An expert in the field of international justice, Prince Zeid was a central figure in the establishment of the International Criminal Court (ICC), chairing the complex negotiations to establish the exact terms of genocide, crimes against humanity, and war crimes. He was subsequently elected the first President of the governing body of the ICC in 2002 and grew it into the internationally recognized court that it is today.

Recognized as a leading defender of universal human rights, Prince Zeid was given the Stockholm Human Rights Award in 2015, the Human Rights Tulip prize in 2018, and Foreign Policy magazine named him Diplomat of the Year.

Erika George

Erika George is Director of the Tanner Humanities Center and Samuel D. Thurman Professor of Law at the University of Utah. Prior to joining the University of Utah, Professor George served as a law clerk and litigation associate at prominent firms in both Illinois and  New York. She also worked as a fellow and later consultant at Human Rights Watch, where she conducted investigations in South Africa on women’s rights, children’s rights, violence, the right to education and abuses related to the HIV/AIDS epidemic. She wrote a book-length report, Scared at School: Sexual Violence Against Girls in South African Schools, which received widespread media coverage in South Africa and internationally. She currently serves as special counsel to the Women’s Rights Division of Human Rights Watch.
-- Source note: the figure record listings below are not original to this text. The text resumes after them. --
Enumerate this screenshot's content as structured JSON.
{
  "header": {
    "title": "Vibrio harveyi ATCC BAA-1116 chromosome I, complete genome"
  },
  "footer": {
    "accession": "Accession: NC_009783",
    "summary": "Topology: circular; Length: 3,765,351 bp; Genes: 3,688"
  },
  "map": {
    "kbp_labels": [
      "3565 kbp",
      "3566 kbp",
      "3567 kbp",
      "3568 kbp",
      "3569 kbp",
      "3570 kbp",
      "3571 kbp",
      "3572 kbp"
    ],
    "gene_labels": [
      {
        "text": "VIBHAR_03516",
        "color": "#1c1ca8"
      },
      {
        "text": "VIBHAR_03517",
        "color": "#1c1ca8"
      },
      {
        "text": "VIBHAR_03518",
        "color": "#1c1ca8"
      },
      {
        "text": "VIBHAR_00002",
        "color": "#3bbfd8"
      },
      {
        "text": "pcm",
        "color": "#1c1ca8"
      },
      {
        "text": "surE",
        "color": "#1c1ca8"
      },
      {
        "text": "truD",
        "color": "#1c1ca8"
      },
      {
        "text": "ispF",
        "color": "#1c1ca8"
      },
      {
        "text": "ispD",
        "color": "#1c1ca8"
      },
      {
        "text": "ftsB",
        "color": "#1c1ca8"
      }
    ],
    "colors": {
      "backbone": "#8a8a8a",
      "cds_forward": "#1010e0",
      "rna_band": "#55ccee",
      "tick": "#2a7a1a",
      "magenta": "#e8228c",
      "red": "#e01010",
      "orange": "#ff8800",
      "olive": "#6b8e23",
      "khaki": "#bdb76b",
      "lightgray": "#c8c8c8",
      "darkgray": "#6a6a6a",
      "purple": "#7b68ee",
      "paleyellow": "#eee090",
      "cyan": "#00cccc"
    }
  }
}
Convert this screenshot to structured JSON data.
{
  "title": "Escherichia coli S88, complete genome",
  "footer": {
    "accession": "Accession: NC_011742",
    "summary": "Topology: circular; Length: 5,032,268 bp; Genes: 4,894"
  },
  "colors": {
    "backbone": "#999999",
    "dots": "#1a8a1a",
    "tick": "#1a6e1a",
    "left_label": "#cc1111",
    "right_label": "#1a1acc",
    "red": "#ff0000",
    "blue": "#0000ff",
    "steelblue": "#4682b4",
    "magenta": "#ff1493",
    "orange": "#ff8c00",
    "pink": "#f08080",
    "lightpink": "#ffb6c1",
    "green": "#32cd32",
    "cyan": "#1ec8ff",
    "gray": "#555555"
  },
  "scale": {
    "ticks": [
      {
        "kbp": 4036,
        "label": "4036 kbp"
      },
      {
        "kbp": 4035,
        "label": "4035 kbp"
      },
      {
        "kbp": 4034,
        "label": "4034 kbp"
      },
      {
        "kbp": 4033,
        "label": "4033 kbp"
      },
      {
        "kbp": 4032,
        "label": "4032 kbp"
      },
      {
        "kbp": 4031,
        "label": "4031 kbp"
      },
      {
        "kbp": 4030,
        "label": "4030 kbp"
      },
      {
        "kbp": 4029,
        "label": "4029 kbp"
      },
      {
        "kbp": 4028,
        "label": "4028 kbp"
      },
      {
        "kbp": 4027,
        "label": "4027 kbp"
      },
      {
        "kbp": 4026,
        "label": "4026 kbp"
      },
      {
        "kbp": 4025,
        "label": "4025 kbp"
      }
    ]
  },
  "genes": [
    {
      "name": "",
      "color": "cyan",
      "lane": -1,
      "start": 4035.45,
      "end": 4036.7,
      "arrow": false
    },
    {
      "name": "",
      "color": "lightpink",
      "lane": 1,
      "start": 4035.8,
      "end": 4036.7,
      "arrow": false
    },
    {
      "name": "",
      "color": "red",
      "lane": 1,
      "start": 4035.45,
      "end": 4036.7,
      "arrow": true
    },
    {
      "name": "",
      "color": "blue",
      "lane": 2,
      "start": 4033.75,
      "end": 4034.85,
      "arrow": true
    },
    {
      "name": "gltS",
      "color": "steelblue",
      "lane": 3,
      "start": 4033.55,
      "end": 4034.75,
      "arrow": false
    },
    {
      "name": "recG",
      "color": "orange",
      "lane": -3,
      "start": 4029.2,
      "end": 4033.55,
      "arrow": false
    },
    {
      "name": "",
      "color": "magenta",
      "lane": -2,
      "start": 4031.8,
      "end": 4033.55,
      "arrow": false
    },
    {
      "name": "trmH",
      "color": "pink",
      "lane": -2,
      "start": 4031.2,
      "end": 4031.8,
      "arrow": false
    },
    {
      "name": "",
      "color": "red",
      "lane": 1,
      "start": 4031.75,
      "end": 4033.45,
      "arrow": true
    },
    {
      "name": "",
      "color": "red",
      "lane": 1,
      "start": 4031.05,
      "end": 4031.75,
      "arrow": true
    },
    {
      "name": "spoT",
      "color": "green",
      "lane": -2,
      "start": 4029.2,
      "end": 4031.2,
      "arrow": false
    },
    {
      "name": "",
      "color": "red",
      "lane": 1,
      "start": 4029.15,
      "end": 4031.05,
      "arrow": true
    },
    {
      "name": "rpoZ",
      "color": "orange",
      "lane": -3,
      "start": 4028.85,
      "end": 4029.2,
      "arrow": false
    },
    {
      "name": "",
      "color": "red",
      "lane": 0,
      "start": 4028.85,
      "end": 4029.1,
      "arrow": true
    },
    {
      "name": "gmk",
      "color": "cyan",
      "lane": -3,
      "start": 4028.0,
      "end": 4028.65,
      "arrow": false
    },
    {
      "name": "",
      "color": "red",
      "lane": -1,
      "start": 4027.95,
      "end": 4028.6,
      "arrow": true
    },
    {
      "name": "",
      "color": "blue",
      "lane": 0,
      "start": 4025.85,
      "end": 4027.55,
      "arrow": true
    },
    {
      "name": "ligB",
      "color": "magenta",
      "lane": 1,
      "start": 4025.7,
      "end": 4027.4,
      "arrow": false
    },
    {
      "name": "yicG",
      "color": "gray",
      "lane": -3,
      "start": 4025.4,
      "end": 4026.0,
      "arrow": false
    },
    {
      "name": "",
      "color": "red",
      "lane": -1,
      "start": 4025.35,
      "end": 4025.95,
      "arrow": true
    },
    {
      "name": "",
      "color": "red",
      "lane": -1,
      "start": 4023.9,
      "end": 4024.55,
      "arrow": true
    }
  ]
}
Her scholarship has appeared in the California Law Review, the Michigan Journal of International Law, the New York University Journal of International Law and Policy, and the annual proceedings of the American Society of International Law.

Professor George has served on the Executive Committee of the U.S. Department of State Public-Private Partnership for Justice Reform in Afghanistan and as a member of the board of the American Civil Liberties Union of Utah. She is an Editor for the blog globaljusticeblog.com.

We recorded an interview with Professor George when she joined Shift’s Board in February of 2022. It is available here.

Susanne Stormer

Before joining PwC in February 2021, Susanne Stormer was the Chief Sustainability Advisor and Vice President of Novo Nordisk, where she successfully embedded the Triple Bottom Line principle into business practice and spearheaded the company’s leadership in integrated reporting. Susanne is also a member of the Board of Governors of the International Corporate Governance Network, and a member of the Board of the Access to Nutrition Initiative. She was a member of the task force that developed the draft European Sustainability Reporting Standards and, until July 2022, was also a member of the SASB Standards Board. In addition, she is an adjunct professor of Corporate Sustainability at Copenhagen Business School and a visiting professor at UC Berkeley Haas.

Vânia Maria da Costa Borgerth

Vânia Maria is the Head of CBARI – Brazilian Network for Integrated Reporting. She is the former Head Accountant at BNDES (Brazilian Development Bank), where she was responsible for promoting transparency best practices such as international accounting and auditing standards, corporate governance and the Integrated Report both in Brazil and abroad. During her time at BNDES, she represented the institution on the International Integrated Reporting Council (IIRC). Vânia was also the Head of the Brazilian Delegation of Accountants at ISAR, a Division of UNCTAD.

Vânia is a member of the Expert Panel of Accounting for Sustainability (A4S) and a former member of the Advisory Council of the IFRS and the Consultative and Advisory Groups of the International Standard Board for Auditing (IAASB) and Accounting Ethics (IESBA).

She is a Ph.D. candidate in accounting at FUCAPE Business School. Vânia is the author of “SOX: Understanding the Sarbanes-Oxley Act” published by Thomson Learning in 2006.